Handy ✋🏻

V2 update: Handy can now stay with you through short on-screen workflows in the normal guide/help flow. Ask “walk me through this” and it can keep guiding from one click to the next instead of stopping after the first point.

Also in V2: Guide mode now uses smarter on-screen grounding and narrower screen capture when it can, so pointing is more reliable and cheaper.

🔜 Coming soon: An even smarter, more autonomous Handy on Android.

Handy is a native macOS assistant that lives in your menu bar.

It looks at your screen, listens when you want it to, and talks back—so you can ask “what do I click?” or “what does this mean?” without pasting screenshots into a separate chat window. You can open chat with a keyboard shortcut, the menu bar, or an optional tiny floating widget on the edge of the screen. The widget is there if you want a quick tap target without remembering shortcuts. The deeper idea is context that matches how you actually work.

Most assistants forget that you were just in Xcode and are now in Slack, or that “Chrome” is not the app you care about—the website is. Handy tracks the focused app and site, keeps separate conversation memory per place, and only sends the recent, relevant thread to the model along with a fresh view of your displays. Your secrets stay on your Mac in the system Keychain; your chat history stays local files on disk—not in someone else’s cloud by default.
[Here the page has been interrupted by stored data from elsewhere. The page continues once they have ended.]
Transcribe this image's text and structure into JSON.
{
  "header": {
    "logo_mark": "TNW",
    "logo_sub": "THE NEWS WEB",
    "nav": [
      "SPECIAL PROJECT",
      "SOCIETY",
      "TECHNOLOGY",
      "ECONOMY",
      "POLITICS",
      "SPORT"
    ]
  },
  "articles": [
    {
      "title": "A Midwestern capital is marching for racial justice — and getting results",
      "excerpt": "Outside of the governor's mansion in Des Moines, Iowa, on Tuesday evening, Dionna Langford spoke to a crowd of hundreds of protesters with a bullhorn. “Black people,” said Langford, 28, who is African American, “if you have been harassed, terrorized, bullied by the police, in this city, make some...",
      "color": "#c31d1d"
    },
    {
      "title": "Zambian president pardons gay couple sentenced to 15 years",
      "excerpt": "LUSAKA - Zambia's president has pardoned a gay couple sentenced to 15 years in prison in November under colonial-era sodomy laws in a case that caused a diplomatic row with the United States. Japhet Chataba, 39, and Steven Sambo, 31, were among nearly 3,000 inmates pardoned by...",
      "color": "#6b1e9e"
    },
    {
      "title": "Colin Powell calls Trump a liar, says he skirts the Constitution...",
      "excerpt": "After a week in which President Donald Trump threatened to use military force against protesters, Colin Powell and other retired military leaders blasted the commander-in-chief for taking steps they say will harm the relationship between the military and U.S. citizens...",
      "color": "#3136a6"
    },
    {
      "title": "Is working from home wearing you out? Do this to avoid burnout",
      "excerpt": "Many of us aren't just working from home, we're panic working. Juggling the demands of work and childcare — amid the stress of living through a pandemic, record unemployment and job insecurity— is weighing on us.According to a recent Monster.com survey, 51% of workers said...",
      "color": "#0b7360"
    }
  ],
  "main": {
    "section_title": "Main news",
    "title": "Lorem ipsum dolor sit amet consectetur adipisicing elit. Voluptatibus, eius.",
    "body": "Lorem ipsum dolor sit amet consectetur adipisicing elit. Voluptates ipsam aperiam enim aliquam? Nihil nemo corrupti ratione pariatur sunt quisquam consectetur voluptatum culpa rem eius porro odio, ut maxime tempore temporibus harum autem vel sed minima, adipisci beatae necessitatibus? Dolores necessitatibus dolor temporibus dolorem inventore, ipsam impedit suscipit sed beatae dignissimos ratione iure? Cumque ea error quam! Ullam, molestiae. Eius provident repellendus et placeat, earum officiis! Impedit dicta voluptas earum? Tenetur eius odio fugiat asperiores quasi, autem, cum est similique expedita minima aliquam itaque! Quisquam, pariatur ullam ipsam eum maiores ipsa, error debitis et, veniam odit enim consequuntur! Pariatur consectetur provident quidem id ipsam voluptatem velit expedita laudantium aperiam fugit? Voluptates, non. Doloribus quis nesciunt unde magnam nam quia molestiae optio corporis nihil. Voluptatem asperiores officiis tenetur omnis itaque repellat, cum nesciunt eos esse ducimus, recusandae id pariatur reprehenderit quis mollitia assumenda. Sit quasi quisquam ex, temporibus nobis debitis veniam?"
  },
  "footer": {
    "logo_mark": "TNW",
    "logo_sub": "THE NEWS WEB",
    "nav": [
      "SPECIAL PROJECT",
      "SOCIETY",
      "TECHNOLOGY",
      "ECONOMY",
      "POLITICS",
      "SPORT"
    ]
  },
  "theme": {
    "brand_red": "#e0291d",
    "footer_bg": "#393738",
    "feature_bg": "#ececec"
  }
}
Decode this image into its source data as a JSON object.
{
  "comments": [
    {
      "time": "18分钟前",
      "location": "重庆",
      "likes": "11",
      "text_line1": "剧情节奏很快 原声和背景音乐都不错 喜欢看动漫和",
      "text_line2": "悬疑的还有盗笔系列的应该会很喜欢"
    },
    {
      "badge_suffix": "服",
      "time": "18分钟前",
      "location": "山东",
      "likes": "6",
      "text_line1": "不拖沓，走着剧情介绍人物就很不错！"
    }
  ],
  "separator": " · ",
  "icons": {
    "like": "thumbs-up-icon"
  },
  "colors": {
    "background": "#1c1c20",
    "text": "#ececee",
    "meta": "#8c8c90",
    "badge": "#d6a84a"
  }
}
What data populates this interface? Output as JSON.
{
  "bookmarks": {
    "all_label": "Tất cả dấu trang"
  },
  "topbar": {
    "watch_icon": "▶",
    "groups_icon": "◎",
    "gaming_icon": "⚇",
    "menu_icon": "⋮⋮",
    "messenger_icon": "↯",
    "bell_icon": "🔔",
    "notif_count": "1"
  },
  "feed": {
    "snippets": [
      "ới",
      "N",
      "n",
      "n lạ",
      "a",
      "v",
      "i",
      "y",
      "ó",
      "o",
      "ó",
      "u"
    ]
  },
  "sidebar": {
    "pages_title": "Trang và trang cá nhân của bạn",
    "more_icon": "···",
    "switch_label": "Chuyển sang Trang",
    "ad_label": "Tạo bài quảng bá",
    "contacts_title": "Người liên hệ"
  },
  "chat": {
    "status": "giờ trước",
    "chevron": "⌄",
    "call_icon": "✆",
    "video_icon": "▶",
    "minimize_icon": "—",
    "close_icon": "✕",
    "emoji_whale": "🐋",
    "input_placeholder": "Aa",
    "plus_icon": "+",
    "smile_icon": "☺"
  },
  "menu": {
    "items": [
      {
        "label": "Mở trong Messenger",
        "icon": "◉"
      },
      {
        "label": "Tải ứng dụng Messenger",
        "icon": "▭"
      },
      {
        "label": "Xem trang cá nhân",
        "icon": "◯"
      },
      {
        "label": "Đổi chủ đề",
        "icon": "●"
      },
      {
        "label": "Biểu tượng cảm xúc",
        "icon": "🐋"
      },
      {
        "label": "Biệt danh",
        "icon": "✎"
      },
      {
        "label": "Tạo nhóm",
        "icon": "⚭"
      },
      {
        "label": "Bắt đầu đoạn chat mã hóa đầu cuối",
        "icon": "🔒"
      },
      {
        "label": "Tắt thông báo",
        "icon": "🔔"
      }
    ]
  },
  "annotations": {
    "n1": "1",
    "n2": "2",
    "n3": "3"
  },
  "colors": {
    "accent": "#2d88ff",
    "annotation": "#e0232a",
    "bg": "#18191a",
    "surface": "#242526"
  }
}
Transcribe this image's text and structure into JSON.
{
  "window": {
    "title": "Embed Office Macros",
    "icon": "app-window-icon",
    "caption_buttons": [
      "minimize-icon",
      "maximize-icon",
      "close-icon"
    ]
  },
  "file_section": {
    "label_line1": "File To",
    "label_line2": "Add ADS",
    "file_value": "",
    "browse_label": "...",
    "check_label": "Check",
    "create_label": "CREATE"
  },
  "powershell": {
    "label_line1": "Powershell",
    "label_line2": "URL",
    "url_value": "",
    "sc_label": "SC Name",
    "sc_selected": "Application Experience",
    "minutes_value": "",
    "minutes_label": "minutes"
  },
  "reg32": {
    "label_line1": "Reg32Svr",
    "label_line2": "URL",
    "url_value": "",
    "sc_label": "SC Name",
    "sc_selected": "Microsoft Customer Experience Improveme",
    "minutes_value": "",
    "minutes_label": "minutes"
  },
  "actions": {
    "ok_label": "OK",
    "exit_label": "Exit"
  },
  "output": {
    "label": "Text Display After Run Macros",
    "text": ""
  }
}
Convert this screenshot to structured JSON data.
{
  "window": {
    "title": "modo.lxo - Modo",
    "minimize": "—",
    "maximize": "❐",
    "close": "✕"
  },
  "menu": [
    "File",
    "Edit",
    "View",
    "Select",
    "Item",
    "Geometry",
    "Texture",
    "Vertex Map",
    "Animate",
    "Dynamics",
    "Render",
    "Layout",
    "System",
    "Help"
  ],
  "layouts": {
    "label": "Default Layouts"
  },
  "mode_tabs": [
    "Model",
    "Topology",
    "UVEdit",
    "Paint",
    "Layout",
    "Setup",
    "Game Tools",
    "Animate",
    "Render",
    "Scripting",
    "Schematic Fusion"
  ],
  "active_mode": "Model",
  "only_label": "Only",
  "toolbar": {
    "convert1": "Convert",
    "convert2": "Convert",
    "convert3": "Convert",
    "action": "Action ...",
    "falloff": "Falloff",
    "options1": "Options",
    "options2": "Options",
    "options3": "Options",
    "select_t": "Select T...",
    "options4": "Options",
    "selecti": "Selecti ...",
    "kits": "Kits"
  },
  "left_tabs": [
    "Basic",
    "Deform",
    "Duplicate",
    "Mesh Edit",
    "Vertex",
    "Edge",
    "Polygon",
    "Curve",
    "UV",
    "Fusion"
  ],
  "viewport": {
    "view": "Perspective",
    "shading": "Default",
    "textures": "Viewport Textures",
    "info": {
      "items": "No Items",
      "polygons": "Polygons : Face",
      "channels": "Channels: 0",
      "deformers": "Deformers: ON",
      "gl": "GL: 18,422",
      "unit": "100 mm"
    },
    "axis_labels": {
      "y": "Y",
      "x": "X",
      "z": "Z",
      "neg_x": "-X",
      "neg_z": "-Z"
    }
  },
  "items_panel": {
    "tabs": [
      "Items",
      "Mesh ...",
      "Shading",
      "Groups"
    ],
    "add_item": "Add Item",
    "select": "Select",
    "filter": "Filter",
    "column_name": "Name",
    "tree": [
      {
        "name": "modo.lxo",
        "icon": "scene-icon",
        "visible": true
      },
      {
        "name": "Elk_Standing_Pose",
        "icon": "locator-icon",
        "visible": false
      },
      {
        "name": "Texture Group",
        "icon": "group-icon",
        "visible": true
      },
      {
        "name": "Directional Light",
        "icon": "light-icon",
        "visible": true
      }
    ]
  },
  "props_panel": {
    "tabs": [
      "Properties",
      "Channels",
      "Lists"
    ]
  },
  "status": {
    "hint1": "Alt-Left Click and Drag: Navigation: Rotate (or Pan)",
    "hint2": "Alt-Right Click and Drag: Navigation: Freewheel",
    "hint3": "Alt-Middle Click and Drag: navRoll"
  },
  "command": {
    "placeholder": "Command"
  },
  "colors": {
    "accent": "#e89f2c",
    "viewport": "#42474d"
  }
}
When turned on, web search lets the model reach out to the internet for answers that need fresh data—without slowing down the questions that don’t.

[!NOTE]
A demo video is in this LinkedIn post that kinda blew up.

Handy — High-Level Architecture

What makes it different

Smart app switch (tool context)

Plain English: one brain, many notebooks—and it flips to the right notebook when you change what you are working in.

When you move from one app to another, you are not having one continuous chat with “the computer”—you are doing different jobs. Handy treats each focused application as its own tool context.

If you were talking about a bug in your editor and then switch to the browser to check docs, the assistant switches threads to match: it loads the history and labels for that app, not the previous one. This happens automatically before messages are sent (and when you open the chat panel): the app compares the current frontmost app to what it saw last. If you changed apps—or Handy did not yet know a name—it updates the active tool and loads the saved conversation for that tool.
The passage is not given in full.